Table: The Wide World of Wi-Fi

Wireless Fidelity, or Wi-Fi, allows users to plug a single high-speed Internet connection like a cable modem into a $175 wireless base station and share it with scores of people in a building, park, or small neighborhood. Anyone can snap a $50 antenna into a laptop and tap into many of these unsecured mini-networks for free, without permission. Others charge $20 to $75 a month. Regular users are expected to rise from 540,000 in 2001 to 5.4 million next year.


Luxury hotels like Sheraton, Hilton, and Marriott are offering Wi-Fi so business travelers can enjoy high-speed wireless Internet access in their rooms, in the lobby, or by the pool. Some 5,800 U.S. hotels are expected to offer Wi-Fi service by yearend 2004, up from 600 today.


Wi-Fi will be installed in limited areas of nearly 150 airports worldwide by the end of this year. That number should approach 300 by yearend 2004. And at least 25 of those will offer Wi-Fi service in virtually every concourse, gate, and lounge.


In cities like Seattle and San Francisco, coffee shops offer Wi-Fi so customers can surf the Net as they sip lattes. Restaurants are expected to build 12,000 nets by yearend 2004, up from about 500 today. The payoff: Customers stay longer and spend more.

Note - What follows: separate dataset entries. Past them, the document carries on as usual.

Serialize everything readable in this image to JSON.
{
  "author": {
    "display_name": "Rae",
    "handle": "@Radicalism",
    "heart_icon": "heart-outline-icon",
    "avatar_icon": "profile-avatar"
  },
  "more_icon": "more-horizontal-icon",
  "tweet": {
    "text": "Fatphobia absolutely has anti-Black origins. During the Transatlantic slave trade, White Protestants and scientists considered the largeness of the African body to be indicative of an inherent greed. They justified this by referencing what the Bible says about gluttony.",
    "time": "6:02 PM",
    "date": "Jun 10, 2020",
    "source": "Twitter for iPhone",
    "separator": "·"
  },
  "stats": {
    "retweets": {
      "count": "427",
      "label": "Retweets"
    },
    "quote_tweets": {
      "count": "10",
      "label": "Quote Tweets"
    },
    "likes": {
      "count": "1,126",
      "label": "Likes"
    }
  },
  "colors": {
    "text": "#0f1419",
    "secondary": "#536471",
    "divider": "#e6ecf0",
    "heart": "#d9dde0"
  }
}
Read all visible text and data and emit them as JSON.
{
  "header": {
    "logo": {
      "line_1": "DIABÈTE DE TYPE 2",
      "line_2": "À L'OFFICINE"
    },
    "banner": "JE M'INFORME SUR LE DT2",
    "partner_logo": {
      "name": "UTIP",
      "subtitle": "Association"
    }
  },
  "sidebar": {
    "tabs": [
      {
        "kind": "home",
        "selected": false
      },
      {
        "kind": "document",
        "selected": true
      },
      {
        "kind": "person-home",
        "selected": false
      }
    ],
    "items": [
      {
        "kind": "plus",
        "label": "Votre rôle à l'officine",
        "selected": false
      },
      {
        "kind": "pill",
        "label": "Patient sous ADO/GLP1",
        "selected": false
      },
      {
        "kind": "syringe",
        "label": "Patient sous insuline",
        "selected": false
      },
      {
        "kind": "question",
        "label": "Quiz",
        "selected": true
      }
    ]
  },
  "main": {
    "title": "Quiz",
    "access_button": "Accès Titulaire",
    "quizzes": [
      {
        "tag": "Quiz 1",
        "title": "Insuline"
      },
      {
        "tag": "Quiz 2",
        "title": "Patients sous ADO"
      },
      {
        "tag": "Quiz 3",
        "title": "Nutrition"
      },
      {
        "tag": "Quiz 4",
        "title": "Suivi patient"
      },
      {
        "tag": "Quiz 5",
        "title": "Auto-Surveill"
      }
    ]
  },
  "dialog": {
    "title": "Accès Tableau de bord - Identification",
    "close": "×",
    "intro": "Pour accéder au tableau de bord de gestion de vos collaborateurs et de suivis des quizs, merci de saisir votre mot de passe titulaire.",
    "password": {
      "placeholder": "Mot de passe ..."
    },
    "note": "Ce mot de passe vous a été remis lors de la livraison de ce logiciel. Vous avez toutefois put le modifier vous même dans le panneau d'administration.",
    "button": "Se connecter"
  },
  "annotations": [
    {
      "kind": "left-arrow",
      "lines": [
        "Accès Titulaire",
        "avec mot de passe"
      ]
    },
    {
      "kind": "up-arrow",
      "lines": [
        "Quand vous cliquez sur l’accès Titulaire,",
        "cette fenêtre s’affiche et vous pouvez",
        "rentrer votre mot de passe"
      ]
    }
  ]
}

Business users in North America currently account for nearly 90% of all Wi-Fi users worldwide. Some two-thirds of the world's 1,000 biggest companies are expected to use Wi-Fi networks by yearend 2004, up from 30% today.


Gap has equipped its stores nationwide with Wi-Fi so workers can check inventory or verify prices from the showroom floor. By 2004, the nation's largest malls are expected to install nearly 2,000 networks, so customers can check e-mail or Web sites while they shop.